Steve Newman, president of the Temple Association of University Professionals, said the faculty union may have some concerns.

“TAUP will be reviewing these plans closely to make sure that they serve the university’s mission and protect our students and our members,” he said. “We will demand we are partnered in a conversation about how these plans will be implemented, but we have discussions to have as a union first.”

Englert said the exact details of how online and virtual classes will be blended will be laid out later and depend on changing conditions.
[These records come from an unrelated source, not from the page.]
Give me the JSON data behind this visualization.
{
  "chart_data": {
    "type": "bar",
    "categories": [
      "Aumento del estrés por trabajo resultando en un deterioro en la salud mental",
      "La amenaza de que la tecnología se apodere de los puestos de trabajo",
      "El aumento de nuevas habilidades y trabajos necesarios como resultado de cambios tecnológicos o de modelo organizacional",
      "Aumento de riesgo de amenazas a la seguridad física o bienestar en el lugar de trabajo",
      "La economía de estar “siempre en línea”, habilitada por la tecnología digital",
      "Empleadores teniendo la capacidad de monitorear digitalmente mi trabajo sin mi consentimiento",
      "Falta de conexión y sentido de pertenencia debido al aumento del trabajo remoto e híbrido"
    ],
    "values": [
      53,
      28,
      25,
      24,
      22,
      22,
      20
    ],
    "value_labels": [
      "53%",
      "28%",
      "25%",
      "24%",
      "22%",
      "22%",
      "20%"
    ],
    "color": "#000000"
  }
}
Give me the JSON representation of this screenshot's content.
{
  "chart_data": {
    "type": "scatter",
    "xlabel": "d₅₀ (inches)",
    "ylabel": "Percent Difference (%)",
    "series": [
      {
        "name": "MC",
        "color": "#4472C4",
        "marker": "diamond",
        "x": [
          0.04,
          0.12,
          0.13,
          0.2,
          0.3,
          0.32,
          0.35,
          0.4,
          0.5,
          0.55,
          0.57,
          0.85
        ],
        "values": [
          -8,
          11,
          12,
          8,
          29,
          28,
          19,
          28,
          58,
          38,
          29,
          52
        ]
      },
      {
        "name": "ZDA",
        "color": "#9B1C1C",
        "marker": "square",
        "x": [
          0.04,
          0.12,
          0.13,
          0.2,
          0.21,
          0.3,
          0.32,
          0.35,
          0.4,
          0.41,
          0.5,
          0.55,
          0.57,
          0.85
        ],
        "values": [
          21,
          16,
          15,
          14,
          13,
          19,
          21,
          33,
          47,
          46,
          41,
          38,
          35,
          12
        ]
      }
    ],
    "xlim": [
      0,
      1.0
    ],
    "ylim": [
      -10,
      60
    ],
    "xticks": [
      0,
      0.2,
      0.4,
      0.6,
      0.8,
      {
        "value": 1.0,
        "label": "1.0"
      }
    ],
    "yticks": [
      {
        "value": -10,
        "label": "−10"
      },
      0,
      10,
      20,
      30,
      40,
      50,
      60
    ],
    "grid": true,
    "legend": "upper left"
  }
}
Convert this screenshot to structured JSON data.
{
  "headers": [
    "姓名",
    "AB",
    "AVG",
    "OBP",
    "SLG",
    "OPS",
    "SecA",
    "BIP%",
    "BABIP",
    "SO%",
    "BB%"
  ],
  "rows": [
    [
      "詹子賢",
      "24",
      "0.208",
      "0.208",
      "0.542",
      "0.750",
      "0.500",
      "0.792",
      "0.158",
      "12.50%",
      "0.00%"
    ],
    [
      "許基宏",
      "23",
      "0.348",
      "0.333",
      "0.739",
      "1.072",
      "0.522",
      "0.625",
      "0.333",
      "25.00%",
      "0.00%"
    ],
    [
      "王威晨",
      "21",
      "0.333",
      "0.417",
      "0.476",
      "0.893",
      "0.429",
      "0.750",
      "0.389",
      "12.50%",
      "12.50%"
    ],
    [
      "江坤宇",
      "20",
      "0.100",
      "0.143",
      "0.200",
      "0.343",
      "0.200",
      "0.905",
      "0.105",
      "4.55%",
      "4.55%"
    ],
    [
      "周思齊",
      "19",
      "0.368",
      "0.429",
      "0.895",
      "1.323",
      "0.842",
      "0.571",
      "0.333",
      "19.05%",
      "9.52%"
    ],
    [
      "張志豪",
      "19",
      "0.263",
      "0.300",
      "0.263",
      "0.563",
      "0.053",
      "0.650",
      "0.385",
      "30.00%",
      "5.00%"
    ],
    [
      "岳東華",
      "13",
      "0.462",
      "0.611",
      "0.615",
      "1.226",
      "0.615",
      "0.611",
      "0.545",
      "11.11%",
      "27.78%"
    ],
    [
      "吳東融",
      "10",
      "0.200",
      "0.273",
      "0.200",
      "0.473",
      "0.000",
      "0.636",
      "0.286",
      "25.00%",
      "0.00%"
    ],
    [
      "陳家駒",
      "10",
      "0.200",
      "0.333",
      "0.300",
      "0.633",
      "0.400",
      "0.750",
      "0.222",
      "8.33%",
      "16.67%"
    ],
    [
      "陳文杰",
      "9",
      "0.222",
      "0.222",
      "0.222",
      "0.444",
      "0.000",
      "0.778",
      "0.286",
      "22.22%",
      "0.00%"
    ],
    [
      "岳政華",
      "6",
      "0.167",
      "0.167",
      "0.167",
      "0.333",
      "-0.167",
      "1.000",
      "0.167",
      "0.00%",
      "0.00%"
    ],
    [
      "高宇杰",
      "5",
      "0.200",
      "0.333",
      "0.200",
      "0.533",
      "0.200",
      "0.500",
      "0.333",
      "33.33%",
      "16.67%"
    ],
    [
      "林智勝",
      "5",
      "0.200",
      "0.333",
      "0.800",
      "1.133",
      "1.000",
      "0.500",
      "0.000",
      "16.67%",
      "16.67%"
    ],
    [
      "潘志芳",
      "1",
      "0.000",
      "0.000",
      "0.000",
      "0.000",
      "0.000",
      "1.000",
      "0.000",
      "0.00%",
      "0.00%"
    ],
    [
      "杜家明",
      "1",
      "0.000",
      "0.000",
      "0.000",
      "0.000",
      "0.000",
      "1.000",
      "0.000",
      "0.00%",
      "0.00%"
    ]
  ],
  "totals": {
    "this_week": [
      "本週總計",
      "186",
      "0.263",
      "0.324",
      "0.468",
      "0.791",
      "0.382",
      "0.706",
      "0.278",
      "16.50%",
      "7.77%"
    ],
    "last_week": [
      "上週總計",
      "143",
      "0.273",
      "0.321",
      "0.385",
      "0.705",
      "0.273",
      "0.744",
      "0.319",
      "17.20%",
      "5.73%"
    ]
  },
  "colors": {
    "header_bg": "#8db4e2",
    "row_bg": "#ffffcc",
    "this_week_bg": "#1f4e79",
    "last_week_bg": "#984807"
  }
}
Generally, larger classes will be online.

“I will provide more information over the summer as plans are refined,” Englert said.

But even once the semester is underway, things could change.

“We will be ready to pivot to primarily online instruction at any point during the fall semester should it be required,” he said.

Students will be allowed to live on campus, but how many has not been determined, said spokesperson Ray Betzner. Other issues, such as dining hall operations, also are still under consideration, he said.

Some protocols have been set: The university will require face coverings in buildings and encourage them elsewhere. The university also is installing plastic-glass shields in reception areas and removing seats from public spaces to allow for proper social distancing.

The plan allows more people to return to campus in each of the five phases. The second phase, expected to begin this month, will allow more research activities on campus, as well as more activity at clinics. The second summer session will begin the third phase and the fourth phase will start Aug. 1, as more students are expected to be moving into the neighborhood, Englert said.

Student move-in at residence halls will come in the final phase.